DON’T TELL A Jerusalemite that hummus is just a side dish. Most locals can agree on one thing: The chickpea purée is no side dish or appetizer. It is the meal’s centerpiece.

While hummus—which means “chickpeas” in Arabic—is a staple throughout the Middle East and parts of North Africa, it often appears alongside other mezze such as tabbouleh or baba ganoush. Not so in Israel and Palestine. Here, a plate of hummus constitutes a perfectly acceptable main meal for breakfast or lunch.

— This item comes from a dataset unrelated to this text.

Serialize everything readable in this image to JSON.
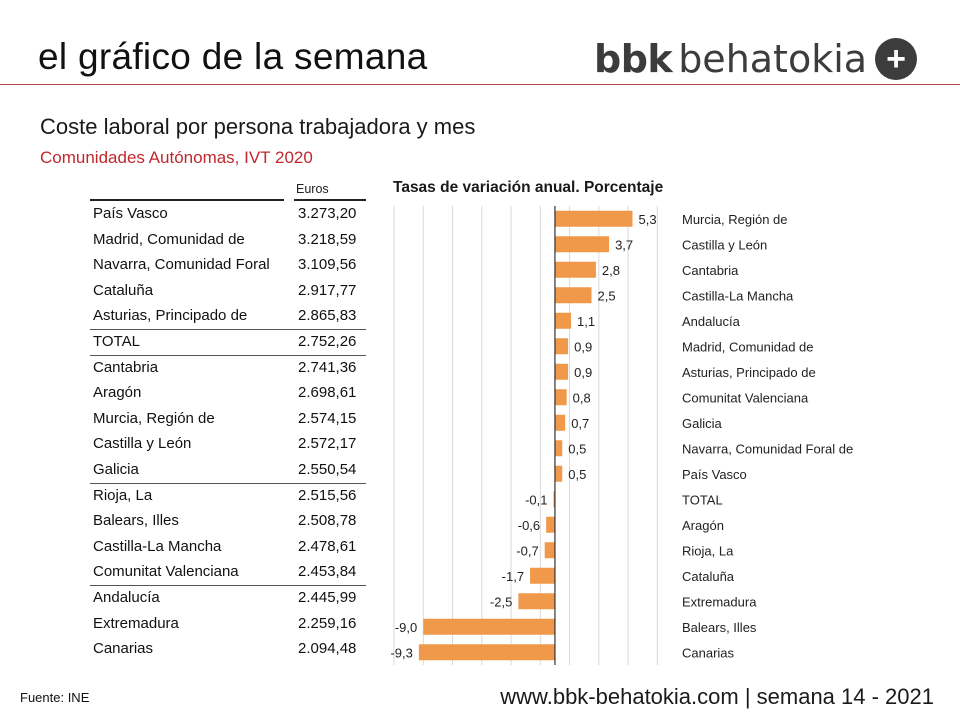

Of course, in this region every cultural marker is a point of contention in some respect. Israel, a nation of Jewish immigrants who bring along their own culinary traditions, has adopted hummus as a de facto national dish. Many Palestinians view that development as yet another example of colonial overreach.
But that doesn’t change the fact that for many locals, this purée is a passion. There are restaurants (“hummusiyot” in Hebrew) dedicated solely to the chickpea dish, and long lines form outside the best. Devotees blog about their quests for the country’s best versions.

“People treat it with awe,” says Janna Gur, author of “The Book of New Israeli Food.” “I’m pretty sure it enjoys such a status nowhere else.”
Great hummus can be found throughout Israel and the Palestinian territories; there are famed restaurants in the coastal locales of Jaffa and Acre, in particular. But Jerusalem offers an unrivaled selection of Arab- and Jewish-owned eateries.

From the back alleys of the Old City to the pedestrian malls of West Jerusalem to the basements of East Jerusalem, the quality of the hummus served here challenges visitors’ notions of how good mashed chickpeas can be. And while hardly any Jerusalemites are in sight at many of the city’s sacred sites, at hummus restaurants, travelers can rub elbows with locals while getting sustenance for sightseeing at the same time.

Containing few main ingredients—chickpeas, the sesame paste known as tahini, olive oil, lemon juice and garlic—hummus would seem like a straightforward affair. It isn’t. Proportions matter, as does the quality of ingredients. Good chickpeas are obviously crucial, and some chefs have gone so far as to require that their beans be picked at a precise time of day.

One can hardly speak of West Jerusalem and East Jerusalem hummus styles, but small differences do exist. Hummus served in the eastern, Palestinian part of the city tends to be more “clean, without spices and a little heavy,” said Limor Laniado Tiroche, a chef and food columnist for the Haaretz newspaper, via email. West Jerusalem’s hummus is often less oily, slightly crunchier and more likely to feature toppings such as eggs or mushrooms.

“Some with a nonliteral bent see the dip in a Bible verse.”

The origins of hummus are unknown, though the dish is thought to be very old. Some with a nonliteral bent see its presence in a Bible verse, Ruth 2:14—”At mealtime Boaz said to her, ‘Come over here. Have some bread and dip it in the wine vinegar'”—noting that the words for “wine vinegar” and “chickpeas” are similar in Hebrew.

Hummus is generally served with pita bread and falafel as well as raw onions, pickles and tomatoes to scoop up the revered dish. Individual servings may look small, but they are filling. Inbal Baum, who leads hummus tours in Tel Aviv, said she instructs participants to pace themselves and share plates.

Attempts at modernizing hummus haven’t gone very far. Most have involved adding toppings to the mix, but Tomer Niv, chef at Rama’s Kitchen, a hilltop restaurant outside Jerusalem that prizes local ingredients, is happily breaking the rules. Mr. Niv makes a beet-based hummus in which chickpeas are almost an afterthought.
“The hummus is the technique, not the ingredient,” he said. The chef is experimenting with other ingredients, including pumpkin, carrots and sweet potatoes, he said.

“Until now, chefs are not really wanting to mess with the dish because it is good as it is,” Ms. Tiroche said. “And everyone agrees with that.”